Uma mulher foi presa após o filho de 9 anos morrer envenenado dentro de casa, em Conselheiro Lafaiete, em Minas Gerais. A suspeita, que também ingeriu veneno, segue internada sob escolta policial.
De acordo com as informações apuradas, a mulher teria servido duas bebidas, uma vitamina e um refrigerante aos dois filhos: um menino de 9 anos e uma adolescente de 14. A garota relatou que estranhou a cor e a espuma da vitamina e decidiu beber apenas o refrigerante.
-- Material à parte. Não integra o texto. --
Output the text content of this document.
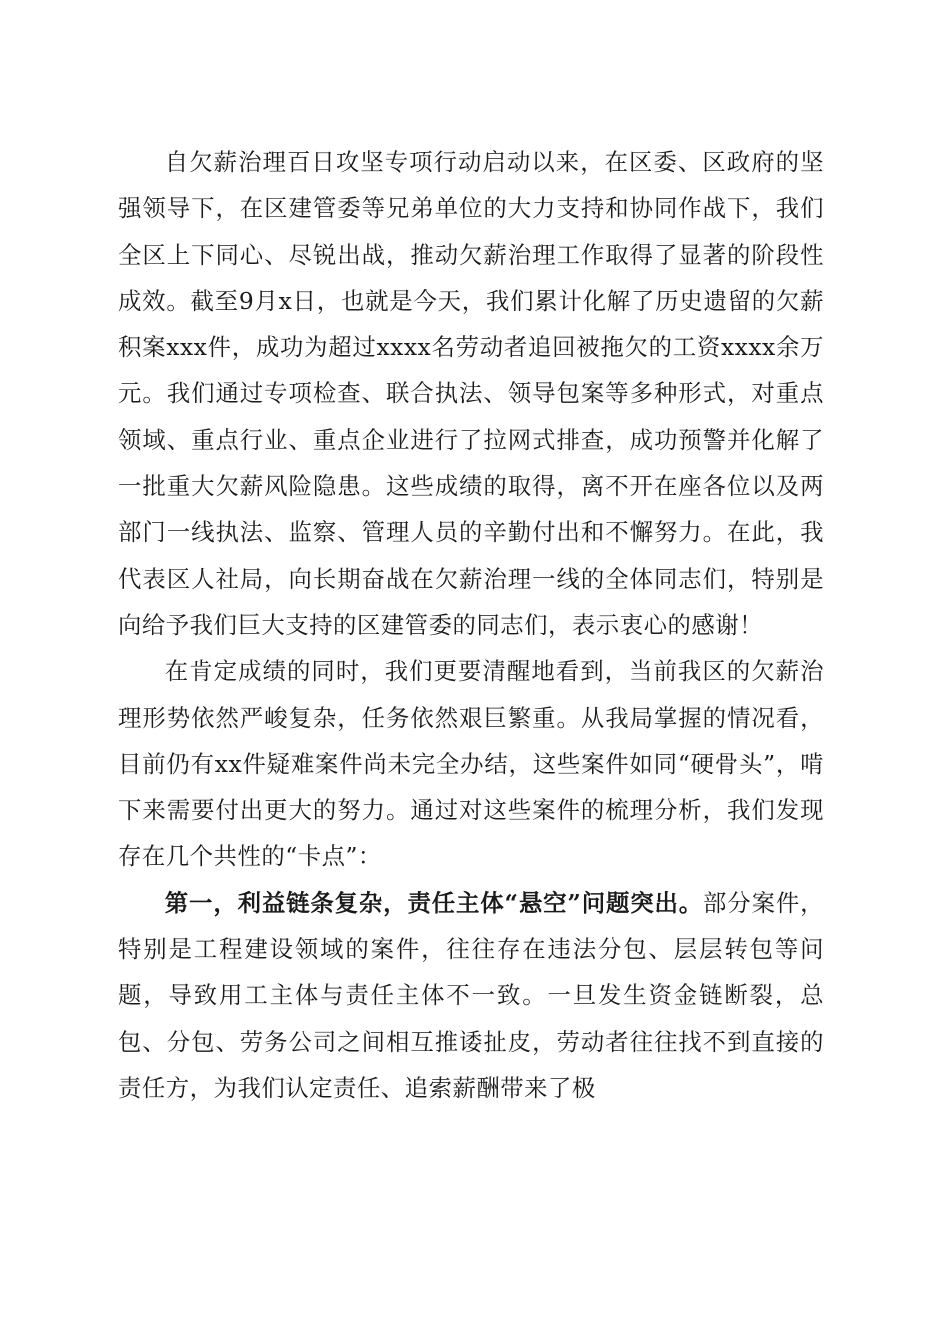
自欠薪治理百日攻坚专项行动启动以来，在区委、区政府的坚强领导下，在区建管委等兄弟单位的大力支持和协同作战下，我们全区上下同心、尽锐出战，推动欠薪治理工作取得了显著的阶段性成效。截至9月x日，也就是今天，我们累计化解了历史遗留的欠薪积案xxx件，成功为超过xxxx名劳动者追回被拖欠的工资xxxx余万元。我们通过专项检查、联合执法、领导包案等多种形式，对重点领域、重点行业、重点企业进行了拉网式排查，成功预警并化解了一批重大欠薪风险隐患。这些成绩的取得，离不开在座各位以及两部门一线执法、监察、管理人员的辛勤付出和不懈努力。在此，我代表区人社局，向长期奋战在欠薪治理一线的全体同志们，特别是向给予我们巨大支持的区建管委的同志们，表示衷心的感谢！

在肯定成绩的同时，我们更要清醒地看到，当前我区的欠薪治理形势依然严峻复杂，任务依然艰巨繁重。从我局掌握的情况看，目前仍有xx件疑难案件尚未完全办结，这些案件如同“硬骨头”，啃下来需要付出更大的努力。通过对这些案件的梳理分析，我们发现存在几个共性的“卡点”：

第一，利益链条复杂，责任主体“悬空”问题突出。部分案件，特别是工程建设领域的案件，往往存在违法分包、层层转包等问题，导致用工主体与责任主体不一致。一旦发生资金链断裂，总包、分包、劳务公司之间相互推诿扯皮，劳动者往往找不到直接的责任方，为我们认定责任、追索薪酬带来了极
Já o irmão consumiu as duas bebidas.
A adolescente também afirmou que não era comum a mãe oferecer refrigerante aos filhos, o que aumentou sua desconfiança.
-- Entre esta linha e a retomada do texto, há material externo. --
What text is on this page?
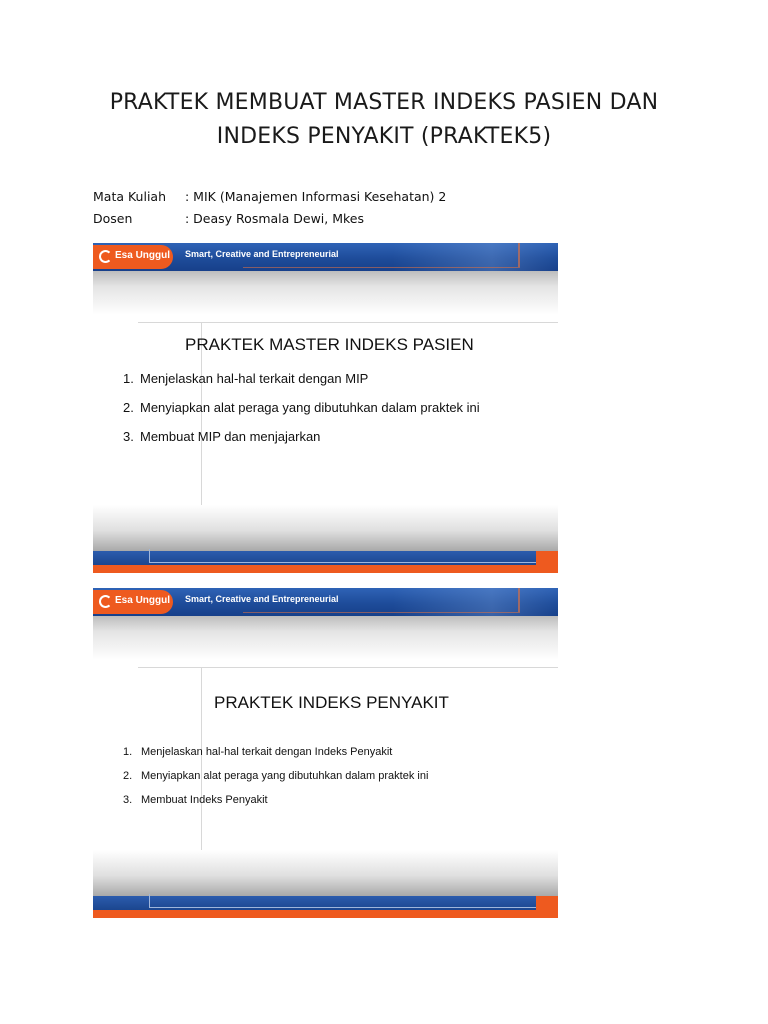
PRAKTEK MEMBUAT MASTER INDEKS PASIEN DAN
INDEKS PENYAKIT (PRAKTEK5)
Mata Kuliah : MIK (Manajemen Informasi Kesehatan) 2
Dosen	: Deasy Rosmala Dewi, Mkes
Esa Unggul Smart, Creative and Entrepreneurial
PRAKTEK MASTER INDEKS PASIEN
1. Menjelaskan hal-hal terkait dengan MIP
2. Menyiapkan alat peraga yang dibutuhkan dalam praktek ini
3. Membuat MIP dan menjajarkan
Esa Unggul Smart, Creative and Entrepreneurial
PRAKTEK INDEKS PENYAKIT
1. Menjelaskan hal-hal terkait dengan Indeks Penyakit
2. Menyiapkan alat peraga yang dibutuhkan dalam praktek ini
3. Membuat Indeks Penyakit
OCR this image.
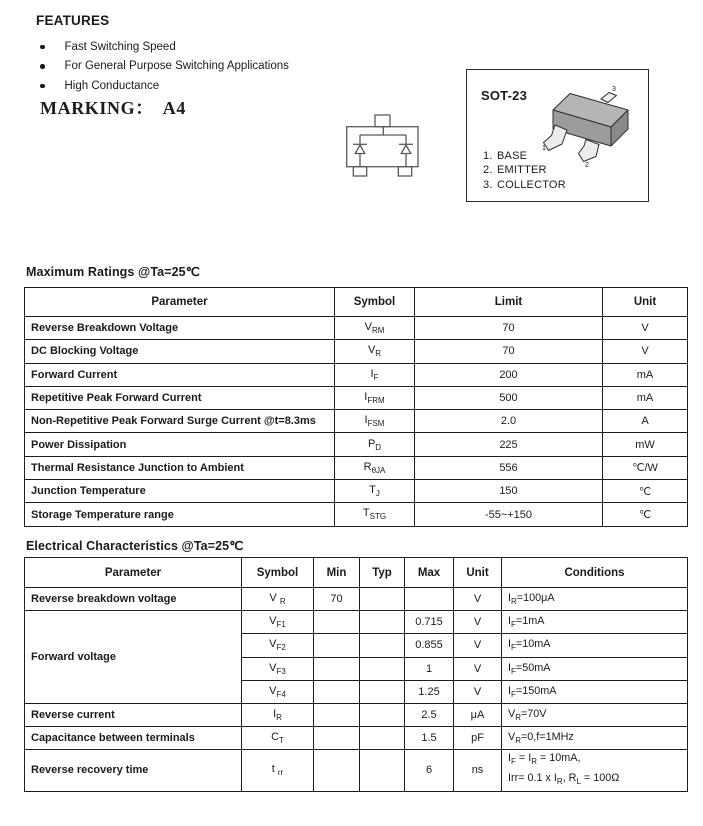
FEATURES
Fast Switching Speed
For General Purpose Switching Applications
High Conductance
MARKING： A4
1
2
3
SOT-23
1. BASE
2. EMITTER
3. COLLECTOR
Maximum Ratings @Ta=25℃
Parameter	Symbol	Limit	Unit
Reverse Breakdown Voltage	$V_{RM}$	70	V
DC Blocking Voltage	$V_R$	70	V
Forward Current	$I_F$	200	mA
Repetitive Peak Forward Current	$I_{FRM}$	500	mA
Non-Repetitive Peak Forward Surge Current @t=8.3ms	$I_{FSM}$	2.0	A
Power Dissipation	$P_D$	225	mW
Thermal Resistance Junction to Ambient	$R_{\theta JA}$	556	℃/W
Junction Temperature	$T_J$	150	℃
Storage Temperature range	$T_{STG}$	-55~+150	℃
Electrical Characteristics @Ta=25℃
Parameter	Symbol	Min	Typ	Max	Unit	Conditions
Reverse breakdown voltage	V $_R$	70			V	$I_R=100\mu A$
Forward voltage	$V_{F1}$			0.715	V	$I_F=1mA$
	$V_{F2}$			0.855	V	$I_F=10mA$
	$V_{F3}$			1	V	$I_F=50mA$
	$V_{F4}$			1.25	V	$I_F=150mA$
Reverse current	$I_R$			2.5	μA	$V_R=70V$
Capacitance between terminals	$C_T$			1.5	pF	$V_R=0,f=1MHz$
Reverse recovery time	t $_{rr}$			6	ns	$I_F = I_R = 10mA$,
Irr= 0.1 x $I_R$, $R_L = 100\Omega$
Ao perceber que o irmão e a mãe começaram a apresentar sintomas graves de mal-estar, a jovem acionou a Polícia Militar. O Serviço de Atendimento Móvel de Urgência (Samu) foi chamado e realizou manobras de ressuscitação na criança, mas o óbito foi confirmado ainda na residência.
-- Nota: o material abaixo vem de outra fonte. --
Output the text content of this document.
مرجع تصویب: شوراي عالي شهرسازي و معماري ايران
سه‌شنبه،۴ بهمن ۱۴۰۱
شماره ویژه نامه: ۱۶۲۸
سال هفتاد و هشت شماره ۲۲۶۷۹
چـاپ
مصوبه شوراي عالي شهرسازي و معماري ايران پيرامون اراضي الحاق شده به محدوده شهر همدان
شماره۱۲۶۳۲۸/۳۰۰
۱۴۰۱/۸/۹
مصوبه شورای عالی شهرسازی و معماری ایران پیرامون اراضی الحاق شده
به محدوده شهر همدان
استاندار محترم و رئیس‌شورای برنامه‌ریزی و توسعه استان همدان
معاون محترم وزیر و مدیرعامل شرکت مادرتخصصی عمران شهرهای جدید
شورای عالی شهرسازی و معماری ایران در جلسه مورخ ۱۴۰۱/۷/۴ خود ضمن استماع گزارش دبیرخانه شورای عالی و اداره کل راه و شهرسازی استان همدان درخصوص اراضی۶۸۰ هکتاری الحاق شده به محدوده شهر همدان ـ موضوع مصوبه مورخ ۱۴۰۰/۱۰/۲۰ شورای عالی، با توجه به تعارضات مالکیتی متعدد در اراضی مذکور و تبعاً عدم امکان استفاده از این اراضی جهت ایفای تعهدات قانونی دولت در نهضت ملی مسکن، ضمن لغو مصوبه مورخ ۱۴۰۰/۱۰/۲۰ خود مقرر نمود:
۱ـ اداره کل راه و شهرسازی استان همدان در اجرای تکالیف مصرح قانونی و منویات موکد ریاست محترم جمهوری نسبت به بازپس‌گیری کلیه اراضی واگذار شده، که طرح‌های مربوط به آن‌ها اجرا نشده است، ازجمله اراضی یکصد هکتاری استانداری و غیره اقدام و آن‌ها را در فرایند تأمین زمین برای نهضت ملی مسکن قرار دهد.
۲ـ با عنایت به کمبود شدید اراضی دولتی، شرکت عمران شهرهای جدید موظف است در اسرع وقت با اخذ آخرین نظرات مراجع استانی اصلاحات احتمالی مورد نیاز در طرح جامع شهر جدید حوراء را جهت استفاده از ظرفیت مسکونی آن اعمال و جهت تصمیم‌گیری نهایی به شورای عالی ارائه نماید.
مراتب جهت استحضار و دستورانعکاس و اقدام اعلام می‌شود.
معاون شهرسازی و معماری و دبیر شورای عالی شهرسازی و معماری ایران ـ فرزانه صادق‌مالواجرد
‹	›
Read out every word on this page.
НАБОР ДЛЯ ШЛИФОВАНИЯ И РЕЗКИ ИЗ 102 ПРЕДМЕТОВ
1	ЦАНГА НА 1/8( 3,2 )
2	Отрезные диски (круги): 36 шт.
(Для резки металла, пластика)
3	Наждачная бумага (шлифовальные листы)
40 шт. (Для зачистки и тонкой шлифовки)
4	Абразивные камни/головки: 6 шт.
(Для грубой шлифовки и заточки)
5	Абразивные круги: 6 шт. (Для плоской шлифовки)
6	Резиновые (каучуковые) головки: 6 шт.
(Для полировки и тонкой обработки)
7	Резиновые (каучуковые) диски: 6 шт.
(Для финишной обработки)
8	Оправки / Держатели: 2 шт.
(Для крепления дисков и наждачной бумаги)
A mulher recebeu voz de prisão em flagrante por homicídio. Por causa do estado de saúde, ela e a adolescente foram encaminhadas para atendimento hospitalar.
Durante as investigações, os policiais também encontraram cartas na residência que podem ajudar a esclarecer a motivação do crime.
Segundo relatos de uma amiga da suspeita, que preferiu não se identificar, a mulher vinha enfrentando dificuldades e teria comentado que não estava mais suportando a situação, mencionando inclusive pensamentos de tirar a própria vida.
Os bilhetes teriam sido direcionados ao ex-companheiro e a outros familiares e indicariam a intenção de cometer suicídio e também tirar a vida dos filhos.
Testemunhas ouvidas pela polícia afirmaram ainda que a mulher é farmacêutica e proprietária de uma farmácia na cidade, o que levanta a hipótese de que ela poderia ter acesso facilitado a medicamentos ou substâncias químicas.
As cartas, amostras de alimentos e demais materiais recolhidos foram encaminhados para análise técnica. A polícia também realiza oitiva de testemunhas enquanto aguarda os laudos periciais e o exame necroscópico, que devem esclarecer as circunstâncias da morte da criança e eventuais responsabilidades criminais.